There are so many tired pieces of advice everywhere – Online, on café walls and scribbled inside street graffiti: Be brave, go beyond, face your fear, treat others the way you want to be treated, give more, expect less.
Worn out, our minds barely respond to them.
Be kind to yourself may sound like a cliche, but bear with me. Last week, I tried a meditation on this app called ‘Stop, Breathe and Think.’ For those of you who think this is going to turn into a hippie rant about the Universe, vibes and positive energy, it’s not.
It was the most human 6 minutes I’ve experienced this year.
The instruction was simple. You repeat a phrase in your mind, mull it over and keep breathing.
‘For any harm that I have caused someone through my thoughts, feelings or actions, I forgive myself.’
Tears rolled down my eyes during the third minute.
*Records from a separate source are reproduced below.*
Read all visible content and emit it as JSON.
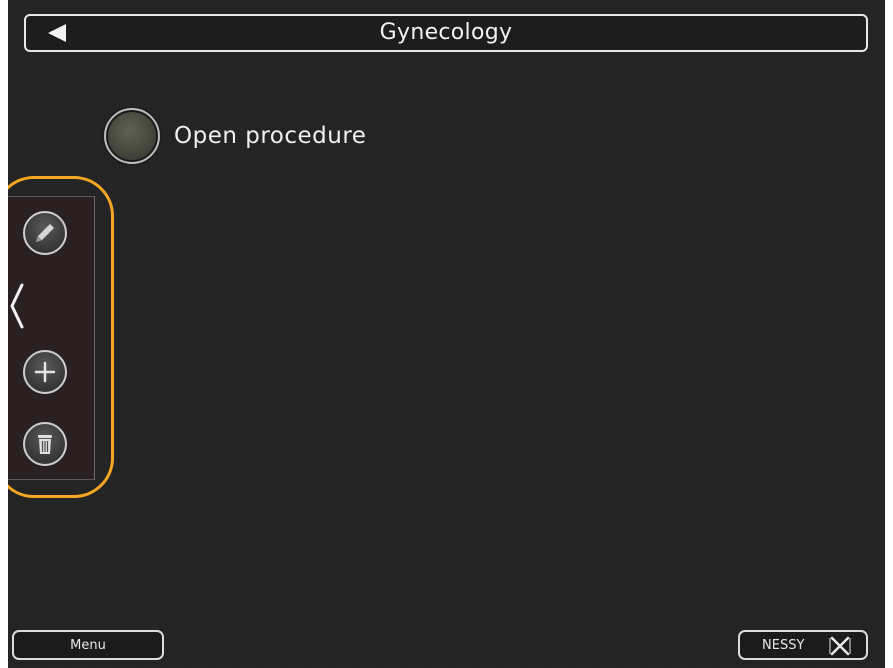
{
  "header": {
    "title": "Gynecology",
    "back_icon": "triangle-left-icon"
  },
  "main": {
    "procedure_label": "Open procedure",
    "procedure_radio_color": "#4a4c3f"
  },
  "side_panel": {
    "collapse_icon": "chevron-left-icon",
    "actions": [
      "pencil-icon",
      "plus-icon",
      "trash-icon"
    ],
    "highlight_color": "#f5a623"
  },
  "footer": {
    "menu_label": "Menu",
    "nessy_label": "NESSY",
    "nessy_icon": "x-icon"
  }
}
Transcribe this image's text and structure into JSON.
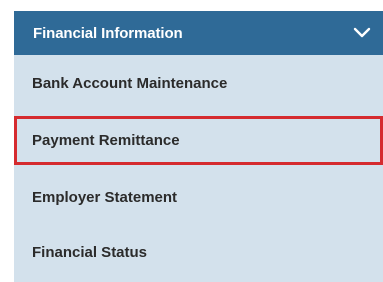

I’m a softie, but I quickly realized it may be harder for those who aren’t. Generating self-compassion can be a huge challenge.
Consider this:
Fundamentally, when we think of being kind, what occurs to us is an act directed at someone else. We rarely think of channeling kindness to ourselves.
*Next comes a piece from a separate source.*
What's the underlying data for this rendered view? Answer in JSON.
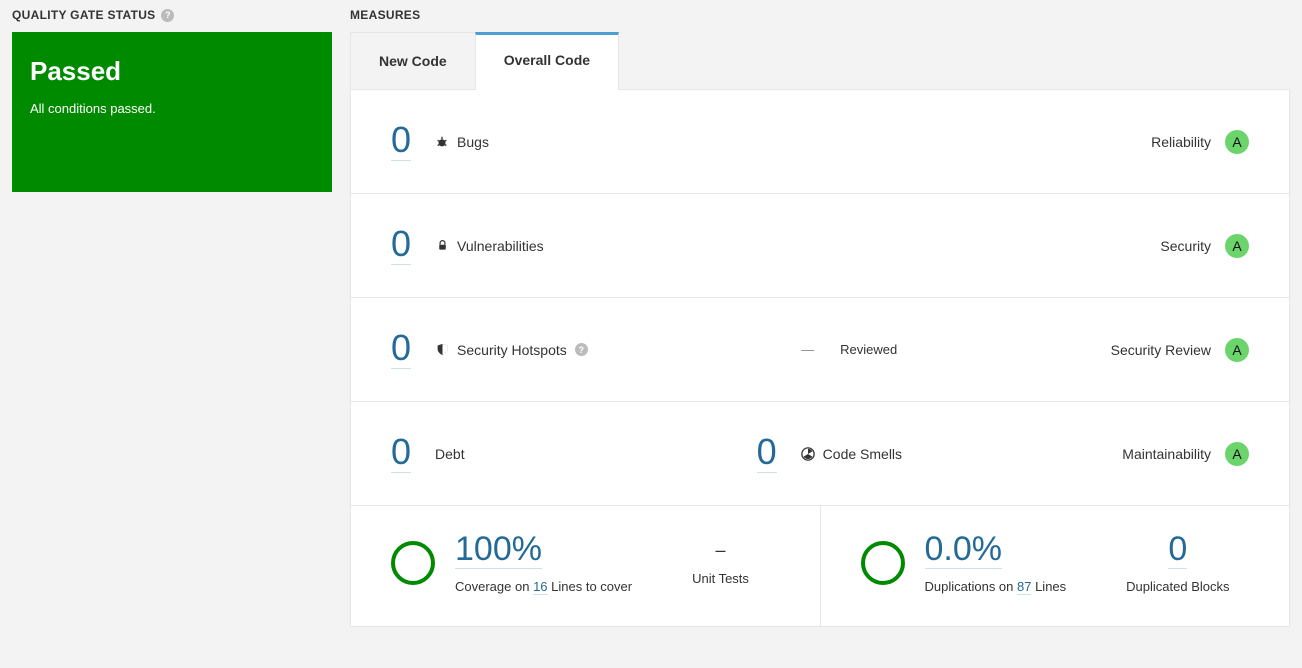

I do everything for me. I think I’m being kind enough.
We can shove external expectations aside. You don’t always need to do things to please people.
The expectations you have of yourself can be harder to shelve, especially in a do-do-do age like ours. When you look in the mirror, it’s hard not to see the flaws. Guilt trips, self-loathing, jealousy and anger are regular parts of our lives now.
For you to recognize that you’re only human and truly move past your baggage – to get over every time you’ve blamed yourself for not trying hard enough, for turning to Netflix instead of doing something productive, for lashing out at a loved one in the heat of the moment, it is a moment of both observation and revelation.
I found clarity: It’s easier to be kind to others when you’re a little more at peace with yourself. It starts with you.